Namun, buku Shirreff lebih bersifat politis dan sangat kritis terhadap berkurangnya belanja pertahanan negara-negara Barat serta keengganan – dan ketidakmampuan – mereka untuk melawan ancaman Rusia.
Baca juga : 24 Februari 2022, Rusia menginvasi Ukraina
Baca juga : 9 Negara Yang Terpecah Menjadi Dua: “Karena perpisahan bukan hal tabu dan persatuan bukan harga mati”
Keamanan ketergantungan bersama
Namun apakah Presiden Putin yang sebenarnya tidak rasional? Analisis nyata atas tindakan presiden Rusia tersebut menunjukkan bahwa ia sepenuhnya rasional dan bahwa tindakannya adalah tindakan seorang realis yang mengutamakan kebutuhan negaranya. Tampaknya Putin ingin mengambil risiko jangka panjang.
Dilihat dari sudut pandang Rusia, dan khususnya Rusia di Eropa, negara ini sedang dikepung oleh lawan-lawannya dan semakin banyak negara tetangganya yang berada di bawah pengaruh AS, Barat… dan NATO. Turki, yang berada di perbatasan selatan Rusia, bergabung dengan aliansi militer tersebut pada tahun 1952, dan sejak berakhirnya Perang Dingin, banyak negara bekas sekutu Pakta Warsawa Rusia, termasuk Polandia, Republik Ceko, Slovakia, Rumania, Bulgaria, dan negara-negara Baltik telah bergabung. , juga. Banyak orang di Rusia ingin pemimpin mereka membalas tindakan ini.
Terlebih lagi, Rusia selalu menghormati pemimpin yang kuat, dan petahana Kremlin saat ini menikmati tingkat popularitas – setidaknya 80% – yang hanya dapat diimpikan oleh para politisi Barat. Adu pedang adalah bagian dari citra orang kuat ini.
Perang Dunia III
Namun jika terjadi perang dengan Rusia, seperti apa jadinya? Skenario Perang Dingin yang melibatkan pasukan dalam jumlah besar dalam perang konvensional berskala besar yang didominasi oleh tank dan pesawat yang secara langsung mendukung medan perang adalah sebuah konsep yang ketinggalan jaman dan mungkin juga tidak mungkin terjadi.

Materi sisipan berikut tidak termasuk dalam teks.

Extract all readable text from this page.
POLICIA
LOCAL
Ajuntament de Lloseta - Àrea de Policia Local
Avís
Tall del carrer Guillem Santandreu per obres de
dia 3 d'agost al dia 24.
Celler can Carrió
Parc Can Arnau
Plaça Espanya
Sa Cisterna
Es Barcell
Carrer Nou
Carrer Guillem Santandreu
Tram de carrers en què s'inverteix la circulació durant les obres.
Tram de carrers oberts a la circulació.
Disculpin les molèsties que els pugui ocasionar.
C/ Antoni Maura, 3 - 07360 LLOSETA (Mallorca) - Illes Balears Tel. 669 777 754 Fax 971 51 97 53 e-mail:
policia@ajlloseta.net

Namun demikian, jangkauan rudal dan artileri yang semakin luas, keakuratan dan potensi amunisi modern yang dipandu dengan presisi, penggunaan sistem pengawasan yang ekstensif (dari luar angkasa, melalui drone, dan melalui penyadapan elektronik yang sangat canggih) akan menjadikan medan perang kontemporer sangat berharga. berbahaya dan sangat merusak, seperti yang ditunjukkan oleh gambar-gambar dari konflik berskala kecil yang yang terjadi juga mulai dari Grozny, Aleppo dan Gaza
Oleh karena itu, meskipun jumlah pasukan dan pertempuran individu mungkin lebih kecil dibandingkan dengan jumlah korban jiwa pada Perang Dunia II, jumlah korban tewas, hilangnya bahan-bahan pembuat perang, dan kemampuan kedua belah pihak untuk menghancurkan segala sesuatu yang ada di jalur mereka hingga menjadi puing-puing akan membuat konflik berskala besar menjadi jauh lebih besar. lebih luas jangkauannya dan, dalam hal pemulihan, lebih tahan lama dibandingkan apa pun yang pernah kita lihat sebelumnya.
Dalam konflik seperti ini, istilah “medan perang” akan sangat menyesatkan: perang yang menggunakan kapal, kapal selam, dan pesawat terbang dengan jangkauan global, tentu saja merupakan perang dunia dan tidak akan terlalu memperhatikan perbedaan antara militer dan sipil. target: ini benar-benar akan menjadi perang antar bangsa.
Dan bukan hanya perang yang terjadi di bumi: luar angkasa akan menjadi arena yang sangat diperebutkan seperti halnya dunia maya, dimana kedua belah pihak berupaya untuk mengganggu semua aspek kehidupan normal karena perang tersebut juga merambah ke bidang politik, infrastruktur, informasi dan perdagangan. .
Terlepas dari peringatan Shirreff, skenario mimpi buruk perang nuklir sangat kecil kemungkinannya karena tidak ada pihak yang ingin melakukan kehancuran sebesar itu. Demikian pula, senjata kimia dan biologi, jika digunakan, akan digunakan pada tingkat lokal dan dalam jumlah yang hemat.
Namun hal ini tidak berarti bahwa skala kehancurannya tidak signifikan. Ini akan menjadi perang total, yang dilancarkan di segala bidang, mulai dari internet dan pasar saham hingga luar angkasa.
Pada akhirnya, jika menyangkut perang dunia baru, kedua belah pihak kini harus menanggung banyak kerugian.